Werner kommt aus Erfurt, Andreas aus Arnstadt und das zu Hause von René befindet sich in der Goethestadt Weimar. Burgbernheim kannten die drei Männer aus Thüringen, die ihre Nachnamen nicht in der Zeitung lesen wollen, bis vor einigen Tagen noch gar nicht.
Dies sollte sich jedoch am Mittwoch ändern. Die drei Diakone auf der Walz bestiegen in Marktbreit, dem zweiten Halt ihrer Walz, ohne ein konkretes Ziel ins Auge gefasst zu haben die Regionalbahn in Richtung Ansbach. Einzige Vorgabe: Nach drei Stationen steigen wir, ganz gleich, wo wir uns befinden, wieder aus. Stopp Nummer drei: der Obere Bahnhof in Burgbernheim.

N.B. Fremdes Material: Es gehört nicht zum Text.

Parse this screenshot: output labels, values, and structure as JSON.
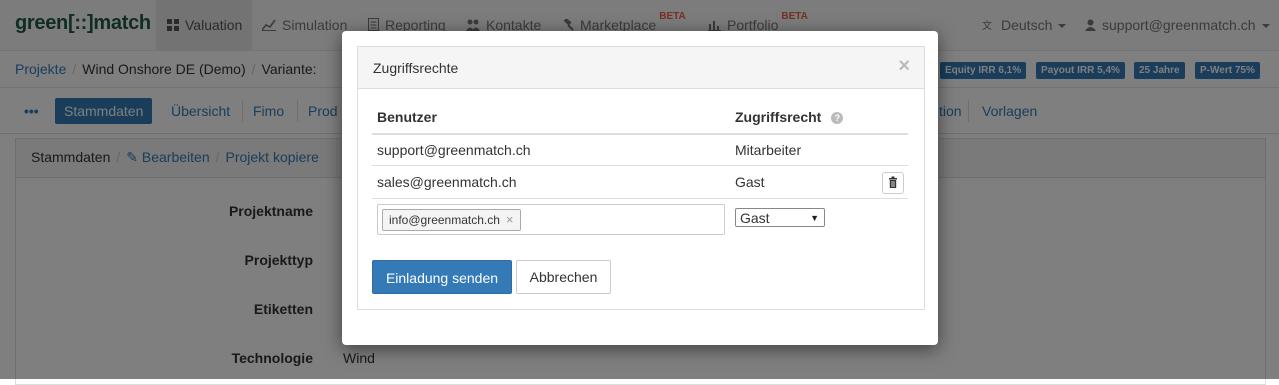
{
  "navbar": {
    "brand": "green[::]match",
    "items": [
      {
        "label": "Valuation",
        "icon": "grid-icon"
      },
      {
        "label": "Simulation",
        "icon": "line-chart-icon"
      },
      {
        "label": "Reporting",
        "icon": "document-icon"
      },
      {
        "label": "Kontakte",
        "icon": "users-icon"
      },
      {
        "label": "Marketplace",
        "icon": "gavel-icon",
        "badge": "BETA"
      },
      {
        "label": "Portfolio",
        "icon": "bar-chart-icon",
        "badge": "BETA"
      }
    ],
    "language": "Deutsch",
    "user": "support@greenmatch.ch"
  },
  "breadcrumb": {
    "items": [
      "Projekte",
      "Wind Onshore DE (Demo)",
      "Variante:"
    ]
  },
  "kpi_badges": [
    "Equity IRR 6,1%",
    "Payout IRR 5,4%",
    "25 Jahre",
    "P-Wert 75%"
  ],
  "tabs": {
    "more": "•••",
    "items": [
      "Stammdaten",
      "Übersicht",
      "Fimo",
      "Prod",
      "tion",
      "Vorlagen"
    ]
  },
  "panel": {
    "crumbs": [
      "Stammdaten",
      "Bearbeiten",
      "Projekt kopiere"
    ],
    "fields": [
      {
        "label": "Projektname",
        "value": ""
      },
      {
        "label": "Projekttyp",
        "value": ""
      },
      {
        "label": "Etiketten",
        "value": ""
      },
      {
        "label": "Technologie",
        "value": "Wind"
      }
    ]
  },
  "modal": {
    "title": "Zugriffsrechte",
    "close": "×",
    "headers": {
      "user": "Benutzer",
      "access": "Zugriffsrecht",
      "help": "?"
    },
    "rows": [
      {
        "user": "support@greenmatch.ch",
        "access": "Mitarbeiter"
      },
      {
        "user": "sales@greenmatch.ch",
        "access": "Gast"
      }
    ],
    "new_invite": {
      "tag": "info@greenmatch.ch",
      "tag_remove": "×",
      "role": "Gast"
    },
    "buttons": {
      "send": "Einladung senden",
      "cancel": "Abbrechen"
    }
  }
}
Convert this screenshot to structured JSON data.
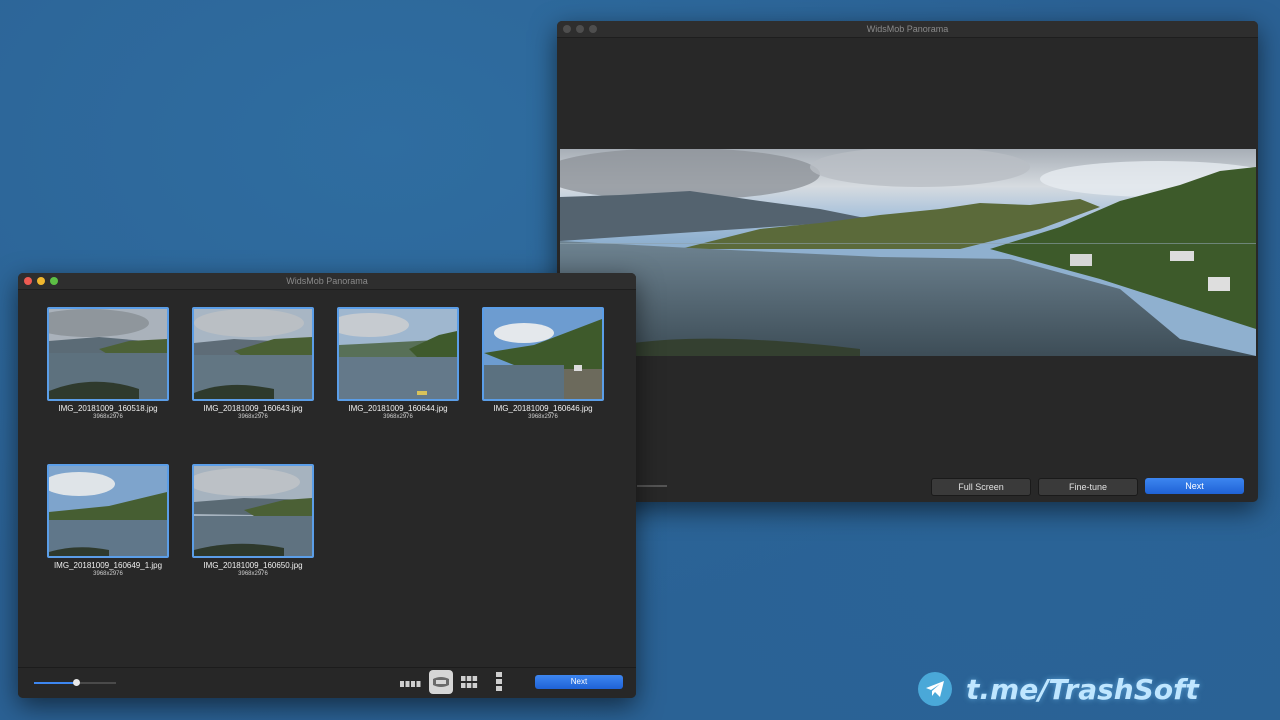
{
  "back_window": {
    "title": "WidsMob Panorama",
    "buttons": {
      "full_screen": "Full Screen",
      "fine_tune": "Fine-tune",
      "next": "Next"
    }
  },
  "front_window": {
    "title": "WidsMob Panorama",
    "images": [
      {
        "name": "IMG_20181009_160518.jpg",
        "size": "3968x2976"
      },
      {
        "name": "IMG_20181009_160643.jpg",
        "size": "3968x2976"
      },
      {
        "name": "IMG_20181009_160644.jpg",
        "size": "3968x2976"
      },
      {
        "name": "IMG_20181009_160646.jpg",
        "size": "3968x2976"
      },
      {
        "name": "IMG_20181009_160649_1.jpg",
        "size": "3968x2976"
      },
      {
        "name": "IMG_20181009_160650.jpg",
        "size": "3968x2976"
      }
    ],
    "zoom_level": 0.52,
    "view_modes": [
      "small-thumbnails",
      "panorama-layout",
      "grid",
      "vertical-strip"
    ],
    "next_label": "Next"
  },
  "watermark": {
    "text": "t.me/TrashSoft"
  },
  "colors": {
    "accent": "#2a6fe6",
    "selection_border": "#5b9ee8",
    "desktop": "#2b6194"
  }
}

Ein Zurück gab es nicht, schließlich hatte man es am Morgen so vereinbart. Die Entscheidung auszusteigen, war die richtige, vermittelte bereits der erste Blick auf das Städtchen am Fuße der Frankenhöhe. Schwer bepackt, machten sich die drei Thüringer auf, um im Ort zum einen eine Bleibe und zum anderen Arbeit für ein paar Tage zu finden.
Der Weg endete, einmal mehr dem Zufall geschuldet, auf einem Bänkchen vor dem Rathaus. Dem Anschein nach genau die richtige Adresse, denn als sie sich drinnen vorstellten und von ihrer Walz berichteten, wurden sie mit offenen Armen in Empfang genommen.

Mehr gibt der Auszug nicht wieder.